Hyundai Motor has been facing an all-out strike of its unionised workforce in South Korea after failing to reach a wage agreement, holding back the production of thousands of models destined for global export.
The strikes, the first all-out industrial action Hyundai has faced in its home country since 2004, have been taking place in phases across its plants in Ulsan (pictured, with adjoining export terminal), Jeonju and Asan, which collectively produce around 40% of the brand’s global output. Monday September 25th saw production stoppages throughout the day and night, with six-hour strikes planned for the rest of the week.
Kia, which is also owned by the Hyundai Motor Group, is also set to face partial work stoppages during a similar period as union workers dispute lower wages.
The latest stoppages at Hyundai will come on top of around 100,000 units of lost production over the summer, according to the company, contributing to a decline export volume from South Korea. Through August this year, Hyundai exports from South Korea to global destinations have declined by nearly 18% to 641,416 units, according to the company.
That drop is despite a pickup in demand for certain South Korea-built models in the US, which accounts for around one-third of the carmaker’s exports. The US market continues to shift towards SUVs and crossovers, mostly at the expense of the sedans that Hyundai mostly builds at its plant in Montgomery, Alabama. The South Korea-built Hyundai Tucson SUV, for example, has seen sales rise by nearly 75% in the US this year, even as sales of domestically built Sonata and Elentra decline.
Sales of the Sante Fe SUV, which is now mostly built for the US market between Kia’s factory in West Point, Georgia and also since this past summer in Montgomery, has also seen double-digit increases.
Should the strike persist, Hyundai could see constraints on finished vehicle inventory, with the risk of lost sales. In the US, where Hyundai and Kia have traditionally carried higher levels of inventories, suppliers are already relatively low, especially for the Hyundai brand. According to the Automotive News Data Center, Hyundai had around 47 days of inventory for trucks and SUVs, and 49 days for cars as of September 1st, while Kia had around 56 days for cars and 57 days for trucks. That compares to a current industry level of 61 days for cars and 62 days for trucks.
The carmakers could also see further constraints in delivery to other strong export markets, including Middle East and Asia Pacific.

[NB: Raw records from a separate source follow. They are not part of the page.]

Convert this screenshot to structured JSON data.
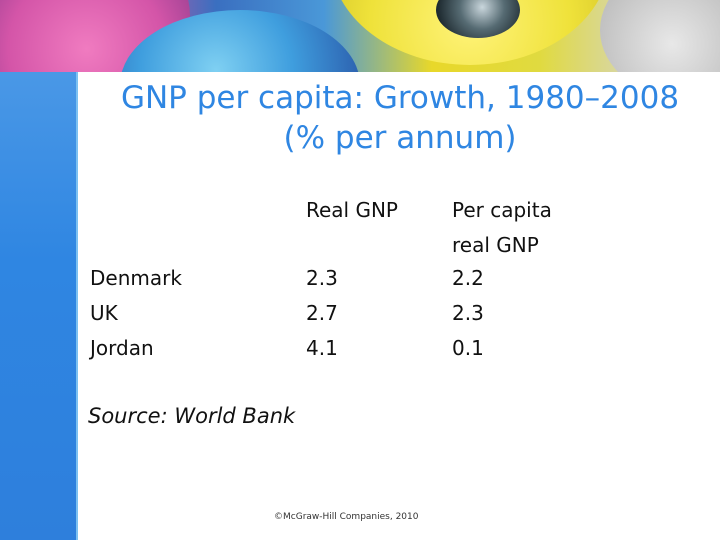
{
  "slide": {
    "title_line1": "GNP per capita: Growth, 1980–2008",
    "title_line2": "(% per annum)",
    "table": {
      "col_real_gnp": "Real GNP",
      "col_per_capita_line1": "Per capita",
      "col_per_capita_line2": "real GNP",
      "rows": [
        {
          "country": "Denmark",
          "real_gnp": "2.3",
          "per_capita": "2.2"
        },
        {
          "country": "UK",
          "real_gnp": "2.7",
          "per_capita": "2.3"
        },
        {
          "country": "Jordan",
          "real_gnp": "4.1",
          "per_capita": "0.1"
        }
      ]
    },
    "source": "Source: World Bank",
    "copyright": "©McGraw-Hill Companies, 2010"
  },
  "colors": {
    "accent_blue": "#2f86e2",
    "text": "#111111"
  }
}
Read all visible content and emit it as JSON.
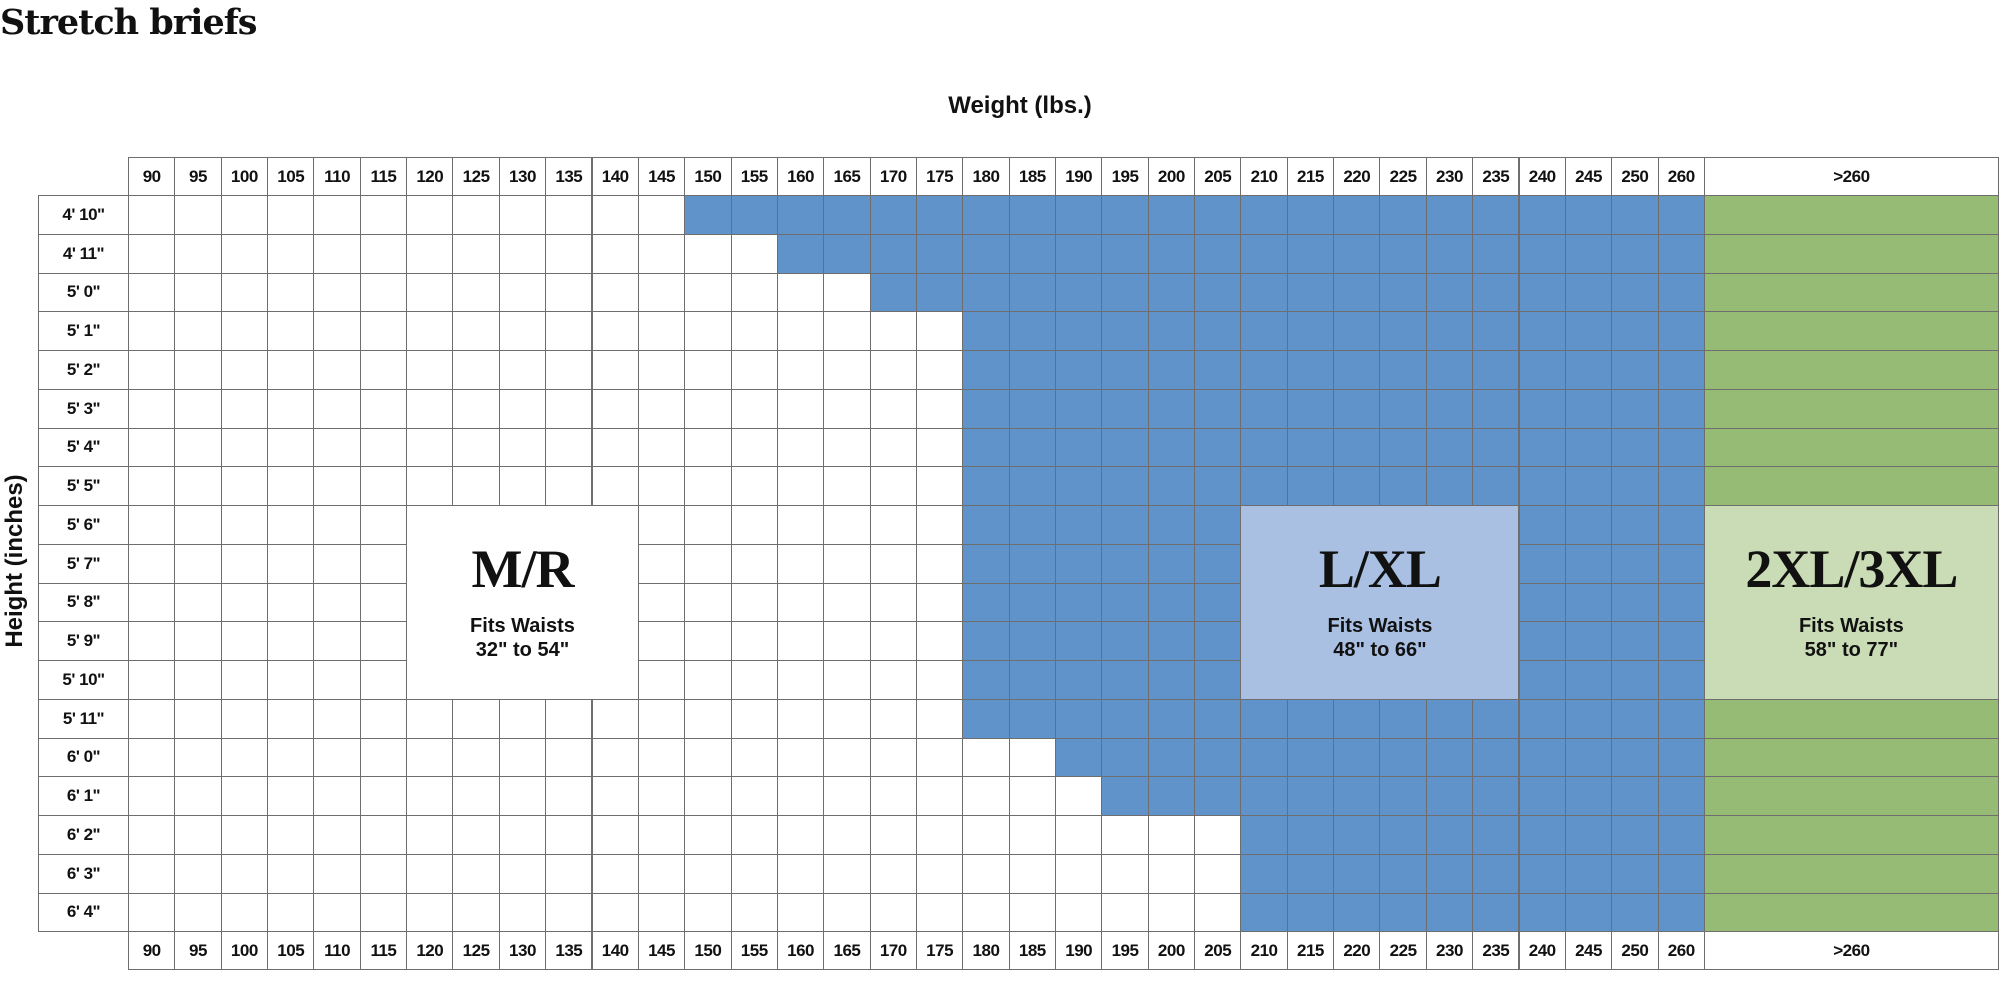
{
  "title": "Stretch briefs",
  "chart_data": {
    "type": "heatmap",
    "xlabel": "Weight (lbs.)",
    "ylabel": "Height (inches)",
    "columns": [
      "90",
      "95",
      "100",
      "105",
      "110",
      "115",
      "120",
      "125",
      "130",
      "135",
      "140",
      "145",
      "150",
      "155",
      "160",
      "165",
      "170",
      "175",
      "180",
      "185",
      "190",
      "195",
      "200",
      "205",
      "210",
      "215",
      "220",
      "225",
      "230",
      "235",
      "240",
      "245",
      "250",
      "260",
      ">260"
    ],
    "rows": [
      {
        "label": "4' 10\"",
        "lxl_from": "150"
      },
      {
        "label": "4' 11\"",
        "lxl_from": "160"
      },
      {
        "label": "5' 0\"",
        "lxl_from": "170"
      },
      {
        "label": "5' 1\"",
        "lxl_from": "180"
      },
      {
        "label": "5' 2\"",
        "lxl_from": "180"
      },
      {
        "label": "5' 3\"",
        "lxl_from": "180"
      },
      {
        "label": "5' 4\"",
        "lxl_from": "180"
      },
      {
        "label": "5' 5\"",
        "lxl_from": "180"
      },
      {
        "label": "5' 6\"",
        "lxl_from": "180"
      },
      {
        "label": "5' 7\"",
        "lxl_from": "180"
      },
      {
        "label": "5' 8\"",
        "lxl_from": "180"
      },
      {
        "label": "5' 9\"",
        "lxl_from": "180"
      },
      {
        "label": "5' 10\"",
        "lxl_from": "180"
      },
      {
        "label": "5' 11\"",
        "lxl_from": "180"
      },
      {
        "label": "6' 0\"",
        "lxl_from": "190"
      },
      {
        "label": "6' 1\"",
        "lxl_from": "195"
      },
      {
        "label": "6' 2\"",
        "lxl_from": "210"
      },
      {
        "label": "6' 3\"",
        "lxl_from": "210"
      },
      {
        "label": "6' 4\"",
        "lxl_from": "210"
      }
    ],
    "sizes": [
      {
        "name": "M/R",
        "fits_label": "Fits Waists",
        "range": "32\"  to 54\"",
        "color": "#ffffff",
        "label_color": "#ffffff",
        "label_cols": [
          "120",
          "140"
        ],
        "label_rows": [
          "5' 6\"",
          "5' 10\""
        ]
      },
      {
        "name": "L/XL",
        "fits_label": "Fits Waists",
        "range": "48\"  to 66\"",
        "color": "#5f93c9",
        "label_color": "#a9c0e3",
        "label_cols": [
          "210",
          "235"
        ],
        "label_rows": [
          "5' 6\"",
          "5' 10\""
        ]
      },
      {
        "name": "2XL/3XL",
        "fits_label": "Fits Waists",
        "range": "58\"  to 77\"",
        "color": "#95bb74",
        "label_color": "#cadcb6",
        "label_cols": [
          ">260",
          ">260"
        ],
        "label_rows": [
          "5' 6\"",
          "5' 10\""
        ]
      }
    ],
    "grid_color": "#6e6e6e"
  }
}
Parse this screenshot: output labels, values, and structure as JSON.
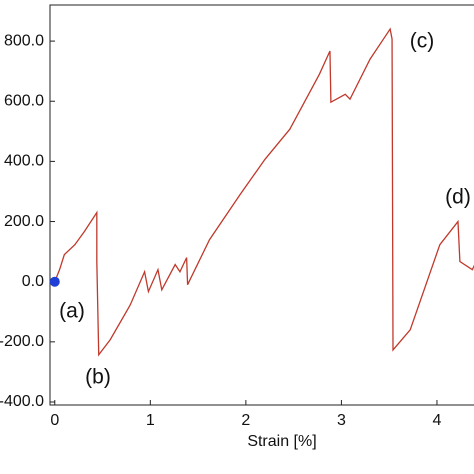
{
  "chart_data": {
    "type": "line",
    "x_label": "Strain [%]",
    "x": [
      0,
      0.05,
      0.1,
      0.21,
      0.31,
      0.44,
      0.44,
      0.46,
      0.58,
      0.79,
      0.94,
      0.98,
      1.08,
      1.12,
      1.26,
      1.31,
      1.38,
      1.39,
      1.62,
      1.94,
      2.2,
      2.46,
      2.77,
      2.88,
      2.89,
      3.04,
      3.09,
      3.3,
      3.51,
      3.53,
      3.54,
      3.72,
      4.03,
      4.22,
      4.24,
      4.37,
      4.4
    ],
    "values": [
      0,
      40,
      90,
      123,
      167,
      230,
      67,
      -243,
      -193,
      -77,
      33,
      -33,
      40,
      -27,
      57,
      33,
      80,
      -10,
      140,
      290,
      407,
      507,
      690,
      767,
      597,
      623,
      607,
      740,
      840,
      807,
      -227,
      -160,
      123,
      200,
      67,
      40,
      60
    ],
    "color": "#c0392b",
    "marker": {
      "x": 0,
      "y": 0,
      "color": "#1f3fd6"
    },
    "annotations": [
      "(a)",
      "(b)",
      "(c)",
      "(d)"
    ],
    "xlim": [
      -0.05,
      4.44
    ],
    "ylim": [
      -410,
      920
    ],
    "xticks": [
      0,
      1,
      2,
      3,
      4
    ],
    "yticks": [
      {
        "value": 800,
        "label": "800.0"
      },
      {
        "value": 600,
        "label": "600.0"
      },
      {
        "value": 400,
        "label": "400.0"
      },
      {
        "value": 200,
        "label": "200.0"
      },
      {
        "value": 0,
        "label": "0.0"
      },
      {
        "value": -200,
        "label": "-200.0"
      },
      {
        "value": -400,
        "label": "-400.0"
      }
    ]
  }
}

Hyundai has so far not confirmed the extent to which the strikes might limit its global supply of vehicles.
It has also not confirmed how long the strike might last before production of kits and components in South Korea could slow or disrupt assembly at its global plants.
Hyundai and Kia together have been affected by strikes almost every year except four during the past 30 years. These factors, together with rising costs and appreciating currency, are among the reasons that the carmakers have aggressively expanded global production over the past 5-10 years.
General Motors’ South Korea unit had also faced consistent strikes in recent years. Analysts have suggested that it is among the reasons why the carmaker has shifted more small car production from South Korea to India, and moved some production from the country to other markets, such as Europe.